An exhibition at the Centro Cultural de Los Ángeles, Chile, revives writer Roberto Bolaño's teenage years in that southern city. Opened on March 16, the show features the author's drawings and period objects. It will remain open until April 23.
The Centro Cultural de Los Ángeles hosts the exhibition “Bolaño, regreso al país natal”, set in the former Liceo de Hombres building where Roberto Bolaño studied in the mid-1960s. The writer's family lived in the city until 1968, when they moved to Mexico City with him at age fifteen.
Curated by 34-year-old journalist and literature master's degree holder Natalia Matus, the show explores that under-researched phase of the author's life. “Roberto Bolaño's preadolescent life is not very investigated, not very explored,” states Matus. “And I think everything he absorbed here is relevant. I believe it is reflected in his literature.”

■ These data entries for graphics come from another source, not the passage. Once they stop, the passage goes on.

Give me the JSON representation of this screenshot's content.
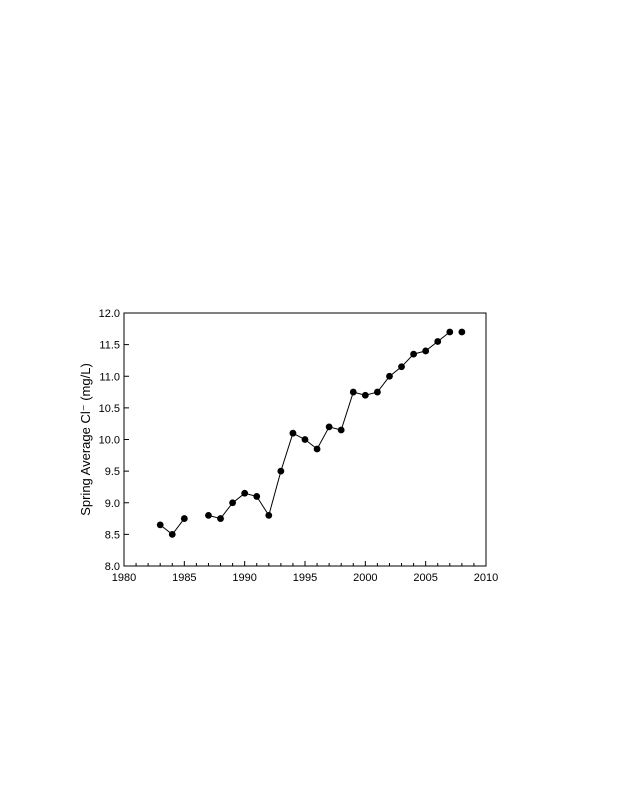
{
  "chart_data": {
    "type": "line",
    "title": "",
    "xlabel": "",
    "ylabel": "Spring Average Cl⁻ (mg/L)",
    "xlim": [
      1980,
      2010
    ],
    "ylim": [
      8.0,
      12.0
    ],
    "x_ticks": [
      "1980",
      "1985",
      "1990",
      "1995",
      "2000",
      "2005",
      "2010"
    ],
    "y_ticks": [
      "8.0",
      "8.5",
      "9.0",
      "9.5",
      "10.0",
      "10.5",
      "11.0",
      "11.5",
      "12.0"
    ],
    "x_minor_step": 1,
    "grid": false,
    "marker": "filled-circle",
    "color": "#000000",
    "series": [
      {
        "points": [
          [
            1983,
            8.65
          ],
          [
            1984,
            8.5
          ],
          [
            1985,
            8.75
          ],
          [
            1987,
            8.8
          ],
          [
            1988,
            8.75
          ],
          [
            1989,
            9.0
          ],
          [
            1990,
            9.15
          ],
          [
            1991,
            9.1
          ],
          [
            1992,
            8.8
          ],
          [
            1993,
            9.5
          ],
          [
            1994,
            10.1
          ],
          [
            1995,
            10.0
          ],
          [
            1996,
            9.85
          ],
          [
            1997,
            10.2
          ],
          [
            1998,
            10.15
          ],
          [
            1999,
            10.75
          ],
          [
            2000,
            10.7
          ],
          [
            2001,
            10.75
          ],
          [
            2002,
            11.0
          ],
          [
            2003,
            11.15
          ],
          [
            2004,
            11.35
          ],
          [
            2005,
            11.4
          ],
          [
            2006,
            11.55
          ],
          [
            2007,
            11.7
          ],
          [
            2008,
            11.7
          ]
        ],
        "line_segments": [
          [
            1983,
            1985
          ],
          [
            1987,
            2007
          ]
        ]
      }
    ]
  }
}
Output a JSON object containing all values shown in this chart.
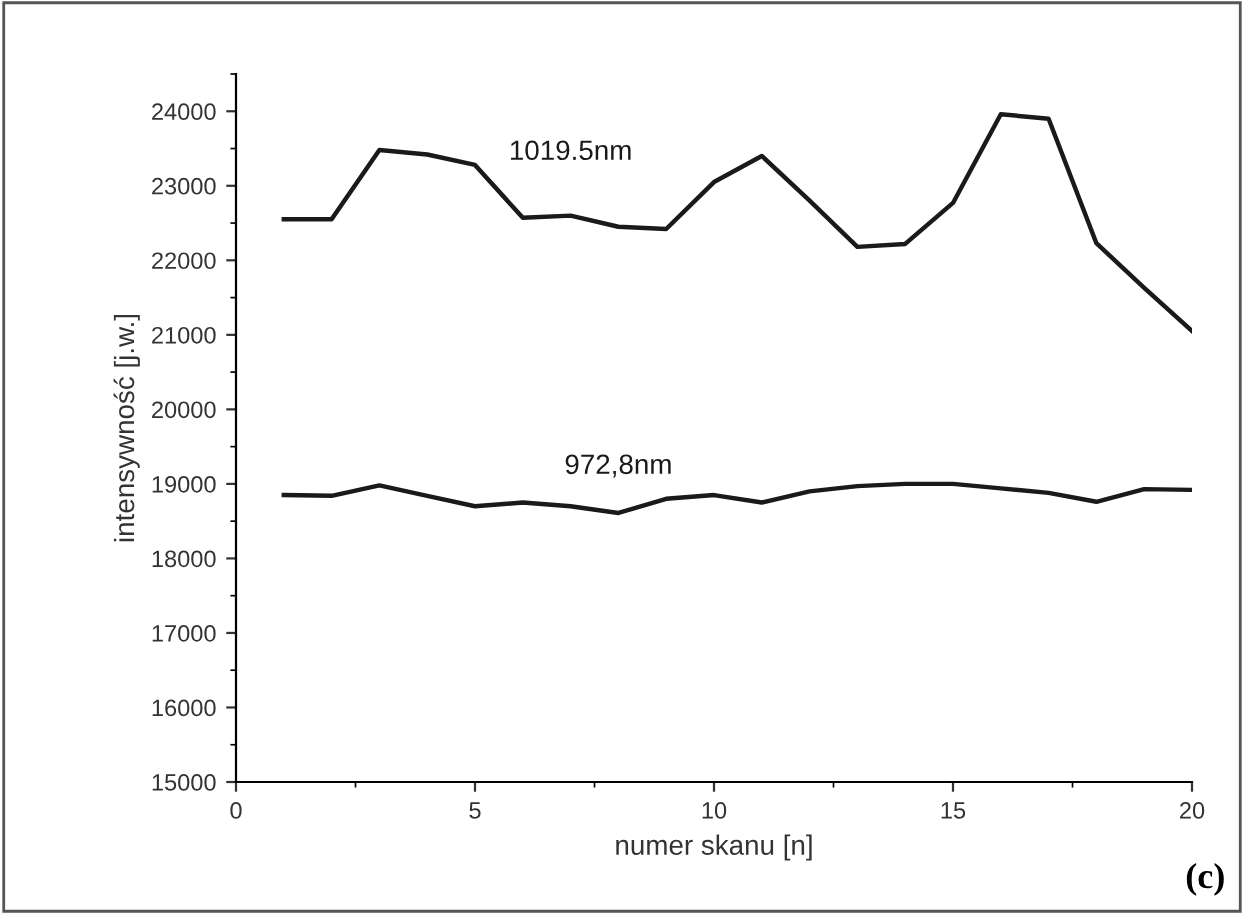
{
  "chart_data": {
    "type": "line",
    "xlabel": "numer skanu [n]",
    "ylabel": "intensywność [j.w.]",
    "x": [
      1,
      2,
      3,
      4,
      5,
      6,
      7,
      8,
      9,
      10,
      11,
      12,
      13,
      14,
      15,
      16,
      17,
      18,
      19,
      20
    ],
    "series": [
      {
        "name": "1019.5nm",
        "color": "#1a1a1a",
        "values": [
          22550,
          22550,
          23480,
          23420,
          23280,
          22570,
          22600,
          22450,
          22420,
          23050,
          23400,
          22800,
          22180,
          22220,
          22770,
          23960,
          23900,
          22230,
          21630,
          21050
        ]
      },
      {
        "name": "972,8nm",
        "color": "#1a1a1a",
        "values": [
          18850,
          18840,
          18980,
          18840,
          18700,
          18750,
          18700,
          18610,
          18800,
          18850,
          18750,
          18900,
          18970,
          19000,
          19000,
          18940,
          18880,
          18760,
          18930,
          18920
        ]
      }
    ],
    "xlim": [
      0,
      20
    ],
    "xticks": [
      0,
      5,
      10,
      15,
      20
    ],
    "ylim": [
      15000,
      24500
    ],
    "yticks": [
      15000,
      16000,
      17000,
      18000,
      19000,
      20000,
      21000,
      22000,
      23000,
      24000
    ],
    "grid": false,
    "legend": false,
    "marker": "none",
    "line_style": "solid",
    "annotations": [
      "(c)"
    ]
  }
}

The display features a career timeline, short film fragments, a sound installation with texts from Sepulcros de vaqueros and drawings signed by Bolaño from 1973, made during his brief return to Chile. That year, after the military coup, he was detained near Concepción but released due to recognition by former schoolmates.
On view are family photos, a copy of Pablo Neruda's Veinte poemas de amor y una canción desesperada similar to his mother Victoria Ávalos's, and materials on Neruda's 1971 Nobel Prize. The center provides a reading area with Anagrama editions and critical bibliography.
Outside, the family home on calle Juan Antonio Coloma is for sale and has drawn visitors like U.S. poet Reed Sheppard and Chilean poet Jordi Lloret. The author's sister, María Salomé Bolaño, recently visited it too. Meanwhile, in Blanes, Spain, “Roberto Bolaño: El visitante del futuro” is on display.